DEEPFAKESDeFake Tool Protects Voice Recordings from Cybercriminals

By Shawn Ballard

Published 23 April 2024

In what has become a familiar refrain when discussing AI-enabled technologies, voice cloning is enabling increasingly sophisticated scams and deepfakes. The Federal Trade Commission held a Voice Cloning Challenge to encourage the development of technologies to prevent, monitor and evaluate malicious voice cloning.

In what has become a familiar refrain when discussing AI-enabled technologies, voice cloning makes possible beneficial advances in accessibility and creativity while also enabling increasingly sophisticated scams and deepfakes. To combat the potential negative impacts of voice cloning technology, the U.S. Federal Trade Commission (FTC) challenged researchers and tech experts to develop breakthrough ideas on preventing, monitoring and evaluating malicious voice cloning. 

Ning Zhang, assistant professor of computer science & engineering in the McKelvey School of Engineering at Washington University in St. Louis, was one of three winners of the FTC’s Voice Cloning Challenge announced April 8. Zhang’s winning project, DeFake, deploys a kind of watermarking for voice recordings. DeFake embeds carefully crafted distortions that are imperceptible to the human ear into recordings, making criminal cloning more difficult by eliminating usable voice samples.

“DeFake uses a technique of adversarial AI that was originally part of the cybercriminals’ toolbox, but now we’re using it to defend against them,” Zhang said. “Voice cloning relies on the use of pre-existing speech samples to clone a voice, which are generally collected from social media and other platforms. By perturbing the recorded audio signal just a little bit, just enough that it still sounds right to human listeners, but it’s completely different to AI, DeFake obstructs cloning by making criminally synthesized speech sound like other voices, not the intended victim.” 

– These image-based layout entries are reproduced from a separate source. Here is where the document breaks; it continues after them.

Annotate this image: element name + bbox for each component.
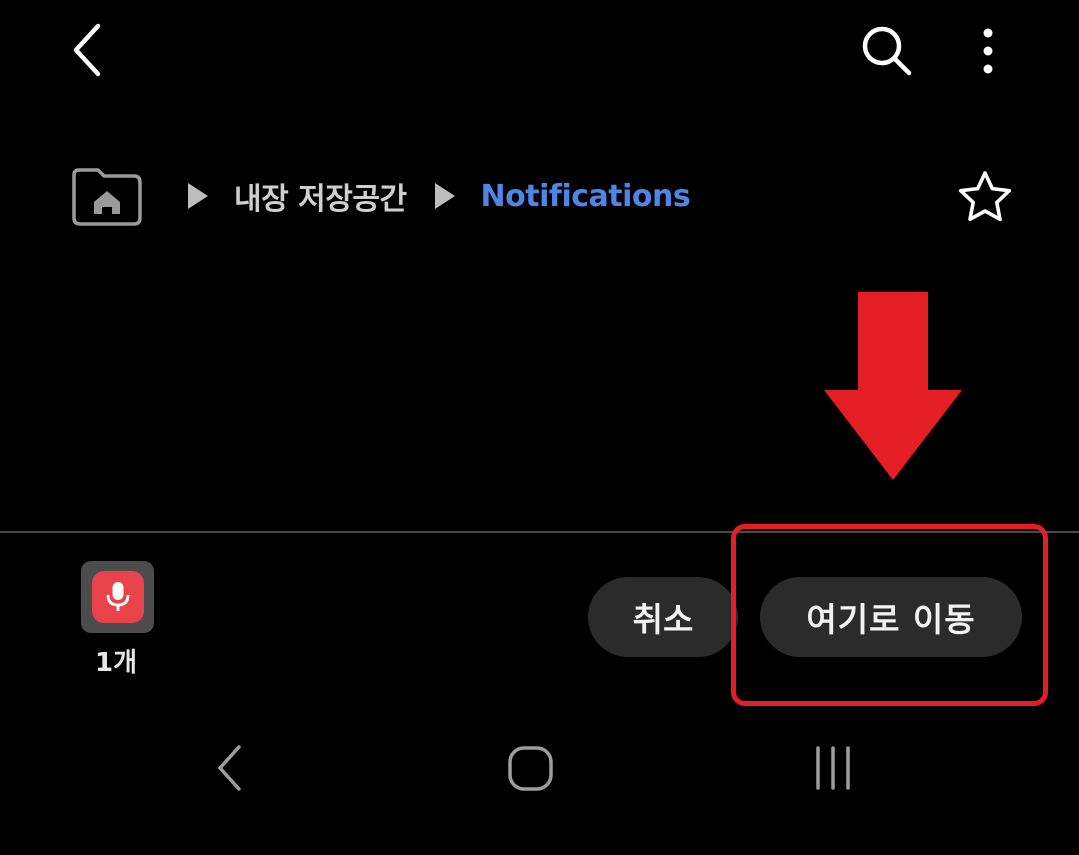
system-back-button[interactable] [200, 730, 260, 806]
search-icon [862, 26, 912, 76]
more-options-button[interactable] [960, 18, 1016, 84]
home-folder-icon [72, 168, 142, 226]
home-folder-button[interactable] [70, 164, 144, 228]
more-vertical-icon [983, 28, 993, 74]
system-recents-button[interactable] [802, 730, 864, 806]
selected-file-thumbnail [81, 561, 154, 633]
nav-home-icon [508, 746, 553, 791]
chevron-left-icon [73, 23, 101, 77]
triangle-right-icon [188, 183, 208, 209]
voice-recorder-icon [91, 571, 144, 623]
back-button[interactable] [56, 14, 120, 86]
cancel-button[interactable]: 취소 [588, 577, 738, 657]
nav-back-icon [218, 745, 241, 791]
breadcrumb-item-internal-storage[interactable]: 내장 저장공간 [234, 174, 407, 218]
favorite-button[interactable] [950, 162, 1020, 232]
triangle-right-icon [434, 183, 455, 209]
breadcrumb-item-current-folder[interactable]: Notifications [481, 179, 691, 214]
breadcrumb-separator [433, 181, 457, 211]
system-home-button[interactable] [500, 730, 562, 806]
selected-count: 1개 [94, 648, 137, 678]
red-down-arrow [822, 290, 964, 482]
nav-recents-icon [816, 746, 850, 790]
breadcrumb: 내장 저장공간 Notifications [70, 160, 691, 232]
highlight-box [731, 524, 1048, 706]
search-button[interactable] [852, 18, 922, 84]
star-outline-icon [958, 171, 1012, 222]
breadcrumb-separator [186, 181, 210, 211]
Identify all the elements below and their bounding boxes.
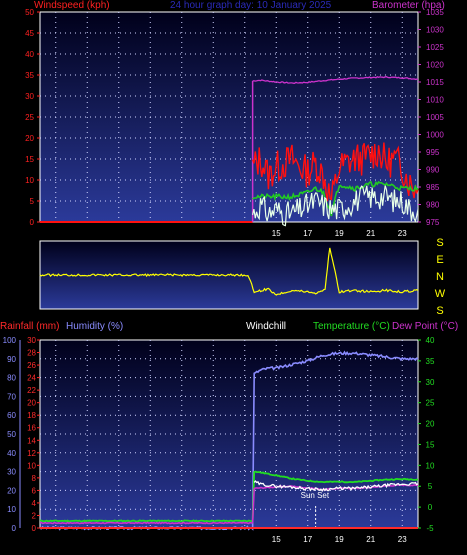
humidity-tick-label: 10	[7, 505, 16, 514]
temp-tick-label: 15	[426, 440, 435, 449]
top-x-tick-label: 23	[398, 229, 407, 238]
sunset-annotation: Sun Set	[301, 491, 330, 500]
temp-tick-label: 35	[426, 357, 435, 366]
direction-letter: S	[436, 305, 443, 317]
windspeed-tick-label: 25	[25, 113, 34, 122]
top-x-tick-label: 21	[366, 229, 375, 238]
top-panel: 0510152025303540455097598098599099510001…	[25, 0, 445, 238]
barometer-tick-label: 1005	[426, 113, 444, 122]
top-x-tick-label: 15	[272, 229, 281, 238]
direction-letter: S	[436, 237, 443, 249]
bottom-x-tick-label: 23	[398, 535, 407, 544]
windspeed-tick-label: 45	[25, 29, 34, 38]
windchill-label: Windchill	[246, 321, 286, 332]
bottom-plot-area	[39, 339, 419, 529]
rain-tick-label: 6	[32, 486, 37, 495]
barometer-axis-label: Barometer (hpa)	[372, 0, 445, 11]
direction-letter: E	[436, 254, 443, 266]
humidity-tick-label: 40	[7, 449, 16, 458]
barometer-tick-label: 1030	[426, 26, 444, 35]
humidity-tick-label: 0	[12, 524, 17, 533]
windspeed-axis-label: Windspeed (kph)	[34, 0, 110, 11]
rain-tick-label: 8	[32, 474, 37, 483]
bottom-x-tick-label: 19	[335, 535, 344, 544]
humidity-tick-label: 60	[7, 411, 16, 420]
windspeed-tick-label: 30	[25, 92, 34, 101]
rain-tick-label: 10	[27, 461, 36, 470]
temp-tick-label: 0	[428, 503, 433, 512]
humidity-axis-label: Humidity (%)	[66, 321, 123, 332]
temp-tick-label: 40	[426, 336, 435, 345]
barometer-tick-label: 995	[426, 148, 440, 157]
bottom-x-tick-label: 15	[272, 535, 281, 544]
humidity-tick-label: 80	[7, 374, 16, 383]
temp-tick-label: -5	[426, 524, 434, 533]
rain-tick-label: 0	[32, 524, 37, 533]
humidity-tick-label: 20	[7, 486, 16, 495]
temp-tick-label: 5	[428, 482, 433, 491]
rain-tick-label: 14	[27, 436, 36, 445]
temp-tick-label: 25	[426, 399, 435, 408]
barometer-tick-label: 990	[426, 166, 440, 175]
windspeed-tick-label: 5	[30, 197, 35, 206]
barometer-tick-label: 1020	[426, 61, 444, 70]
bottom-x-tick-label: 17	[303, 535, 312, 544]
rain-tick-label: 26	[27, 361, 36, 370]
humidity-tick-label: 90	[7, 355, 16, 364]
barometer-tick-label: 985	[426, 183, 440, 192]
top-plot-area	[39, 11, 419, 223]
rain-tick-label: 4	[32, 499, 37, 508]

The project builds on Zhang’s earlier work to thwart unauthorized speech synthesis before it happens. Zhang and the other two winners of the Voice Cloning Challenge, whose proposals focused on detection and authentication, illustrate the variety of approaches being developed to deter harmful practices and protect consumers from bad actors. The winners were selected by a panel of judges and will split $35,000 in prize money.

Shawn Ballard is science writer at Washington University in St, Louis. The article was originally posted to the website of Washington University.